General: Erect or spreading shrub, 1-3 m tall; old branches with purplish-red bark; young twigs and stalks greyish-hairy and usually distinctly bristly with longer, scattered, glandular hairs.
Leaves: Alternate, evergreen, egg- or lance-shaped to elliptic, 2-5 cm long, 1-2.5 cm wide, narrowed at the tip, finely greyish-hairy, especially beneath; stalks about 5 mm long.
Flowers: In terminal clusters, densely hairy, bracts lance-shaped, 5-15 mm long, usually exceeding stalks; corollas urn-shaped, 6-7 mm long, white or pinkish; ovaries hairy.
Fruits: Berries, blackish-red, 6-8 mm wide; nutlets coarsely reticulate-pitted on the back.
Notes: Hybrids often occur between this species and A. uva-ursi, where the two grow together (A. x media Greene).
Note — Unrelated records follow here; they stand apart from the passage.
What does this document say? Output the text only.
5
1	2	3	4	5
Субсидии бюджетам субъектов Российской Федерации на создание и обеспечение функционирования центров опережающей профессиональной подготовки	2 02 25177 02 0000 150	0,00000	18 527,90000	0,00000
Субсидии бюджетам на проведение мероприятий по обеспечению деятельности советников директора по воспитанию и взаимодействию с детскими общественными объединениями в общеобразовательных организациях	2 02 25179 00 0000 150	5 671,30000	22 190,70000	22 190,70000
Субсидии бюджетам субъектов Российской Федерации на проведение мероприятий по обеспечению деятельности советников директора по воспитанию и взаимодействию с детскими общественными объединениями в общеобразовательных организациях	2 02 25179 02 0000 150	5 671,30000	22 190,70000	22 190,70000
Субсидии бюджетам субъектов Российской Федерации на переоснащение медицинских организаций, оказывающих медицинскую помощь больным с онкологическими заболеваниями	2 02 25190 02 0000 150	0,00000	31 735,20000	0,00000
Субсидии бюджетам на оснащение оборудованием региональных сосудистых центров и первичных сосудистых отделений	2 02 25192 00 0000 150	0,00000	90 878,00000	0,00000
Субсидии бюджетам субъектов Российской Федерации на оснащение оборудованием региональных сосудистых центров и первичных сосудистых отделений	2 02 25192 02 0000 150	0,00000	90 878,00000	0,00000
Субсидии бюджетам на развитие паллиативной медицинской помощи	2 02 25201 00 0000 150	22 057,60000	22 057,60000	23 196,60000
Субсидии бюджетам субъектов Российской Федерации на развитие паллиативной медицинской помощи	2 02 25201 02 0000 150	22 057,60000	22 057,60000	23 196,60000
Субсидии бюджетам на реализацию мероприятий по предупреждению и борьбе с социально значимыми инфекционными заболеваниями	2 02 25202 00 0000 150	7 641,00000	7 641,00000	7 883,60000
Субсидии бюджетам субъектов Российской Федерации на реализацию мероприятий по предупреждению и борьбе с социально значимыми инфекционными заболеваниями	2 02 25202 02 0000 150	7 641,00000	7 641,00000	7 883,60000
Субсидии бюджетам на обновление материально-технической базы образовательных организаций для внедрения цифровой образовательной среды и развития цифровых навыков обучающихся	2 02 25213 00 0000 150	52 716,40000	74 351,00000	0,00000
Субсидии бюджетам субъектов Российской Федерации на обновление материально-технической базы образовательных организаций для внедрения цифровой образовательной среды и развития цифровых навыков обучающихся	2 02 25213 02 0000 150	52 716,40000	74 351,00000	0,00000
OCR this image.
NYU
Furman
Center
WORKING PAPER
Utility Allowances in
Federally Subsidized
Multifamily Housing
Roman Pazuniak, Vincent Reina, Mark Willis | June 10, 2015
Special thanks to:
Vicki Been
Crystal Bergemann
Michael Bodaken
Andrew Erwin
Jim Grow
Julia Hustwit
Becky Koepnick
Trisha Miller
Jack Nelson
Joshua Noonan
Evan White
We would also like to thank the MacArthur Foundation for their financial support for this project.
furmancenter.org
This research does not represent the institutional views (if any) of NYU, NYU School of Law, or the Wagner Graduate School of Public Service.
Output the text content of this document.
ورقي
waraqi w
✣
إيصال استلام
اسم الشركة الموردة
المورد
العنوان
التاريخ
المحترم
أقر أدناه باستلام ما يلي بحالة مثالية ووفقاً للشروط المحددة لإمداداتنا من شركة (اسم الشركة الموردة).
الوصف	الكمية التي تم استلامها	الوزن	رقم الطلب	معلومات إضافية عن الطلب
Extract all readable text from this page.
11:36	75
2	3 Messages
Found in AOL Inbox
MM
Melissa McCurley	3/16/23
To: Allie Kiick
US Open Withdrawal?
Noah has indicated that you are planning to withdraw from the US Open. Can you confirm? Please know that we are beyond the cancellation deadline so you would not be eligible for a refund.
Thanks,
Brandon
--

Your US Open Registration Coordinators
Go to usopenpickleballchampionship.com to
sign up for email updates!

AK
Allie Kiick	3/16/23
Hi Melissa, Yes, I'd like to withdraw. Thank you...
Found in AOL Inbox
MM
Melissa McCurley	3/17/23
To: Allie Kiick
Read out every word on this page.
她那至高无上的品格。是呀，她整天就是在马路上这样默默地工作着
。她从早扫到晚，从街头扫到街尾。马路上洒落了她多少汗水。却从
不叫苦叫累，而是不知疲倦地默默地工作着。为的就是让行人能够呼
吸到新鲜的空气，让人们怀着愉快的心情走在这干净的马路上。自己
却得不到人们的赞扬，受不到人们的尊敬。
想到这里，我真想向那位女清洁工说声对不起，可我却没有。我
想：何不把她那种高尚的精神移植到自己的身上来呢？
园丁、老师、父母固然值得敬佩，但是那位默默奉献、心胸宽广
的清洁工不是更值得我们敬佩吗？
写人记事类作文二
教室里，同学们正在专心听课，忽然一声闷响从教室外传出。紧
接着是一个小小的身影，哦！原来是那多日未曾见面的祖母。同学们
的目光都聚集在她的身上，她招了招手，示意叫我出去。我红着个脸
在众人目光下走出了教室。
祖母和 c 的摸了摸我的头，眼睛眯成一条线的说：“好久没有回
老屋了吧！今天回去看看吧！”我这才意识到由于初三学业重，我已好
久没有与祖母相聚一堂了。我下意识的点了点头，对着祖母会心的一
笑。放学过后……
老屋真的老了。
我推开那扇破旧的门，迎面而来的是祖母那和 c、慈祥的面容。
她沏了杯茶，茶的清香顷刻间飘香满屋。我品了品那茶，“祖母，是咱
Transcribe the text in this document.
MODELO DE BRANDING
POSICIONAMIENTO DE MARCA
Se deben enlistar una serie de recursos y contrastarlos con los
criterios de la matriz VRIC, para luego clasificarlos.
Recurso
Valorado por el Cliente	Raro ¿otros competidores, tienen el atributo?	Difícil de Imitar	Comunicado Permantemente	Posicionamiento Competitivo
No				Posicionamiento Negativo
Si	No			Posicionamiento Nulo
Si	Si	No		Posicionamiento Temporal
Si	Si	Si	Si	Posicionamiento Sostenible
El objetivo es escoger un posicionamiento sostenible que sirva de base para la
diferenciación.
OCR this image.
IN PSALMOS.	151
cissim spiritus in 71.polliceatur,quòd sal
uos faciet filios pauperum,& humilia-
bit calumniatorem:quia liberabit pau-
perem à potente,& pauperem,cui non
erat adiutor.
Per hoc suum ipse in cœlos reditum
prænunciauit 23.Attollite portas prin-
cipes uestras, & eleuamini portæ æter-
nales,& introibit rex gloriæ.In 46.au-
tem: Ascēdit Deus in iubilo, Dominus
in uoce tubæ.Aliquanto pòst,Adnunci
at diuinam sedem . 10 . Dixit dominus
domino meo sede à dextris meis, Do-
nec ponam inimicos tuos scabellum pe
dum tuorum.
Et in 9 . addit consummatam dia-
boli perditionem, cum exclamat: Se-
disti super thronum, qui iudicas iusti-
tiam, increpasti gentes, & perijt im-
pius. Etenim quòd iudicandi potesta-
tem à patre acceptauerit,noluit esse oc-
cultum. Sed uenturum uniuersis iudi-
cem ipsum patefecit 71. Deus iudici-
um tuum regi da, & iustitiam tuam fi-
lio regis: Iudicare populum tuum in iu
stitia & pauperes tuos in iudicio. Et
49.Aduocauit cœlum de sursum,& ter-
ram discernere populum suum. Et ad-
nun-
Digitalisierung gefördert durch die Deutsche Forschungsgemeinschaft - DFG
Ecological Framework for Arctostaphylos columbiana
The table below shows the species-specific information calculated from original data (BEC database) provided by the BC Ministry of Forests and Range. (Updated August, 2013)
A shade-intolerant. submontane to montane, Pacific North American evergreen shrub. Occurs in maritime summer-dry cool mesothermal climates on very dry to moderately dry, nitrogen-poor soils (Mor humus forms). Occasional in open-canopy, young-seral Douglasfir forests, more frequent in the open and in clearings, on shallow, strongly drained soils on rock outcrops and upper slopes. An oxylophytic species characteristic of moisture-deficient sites.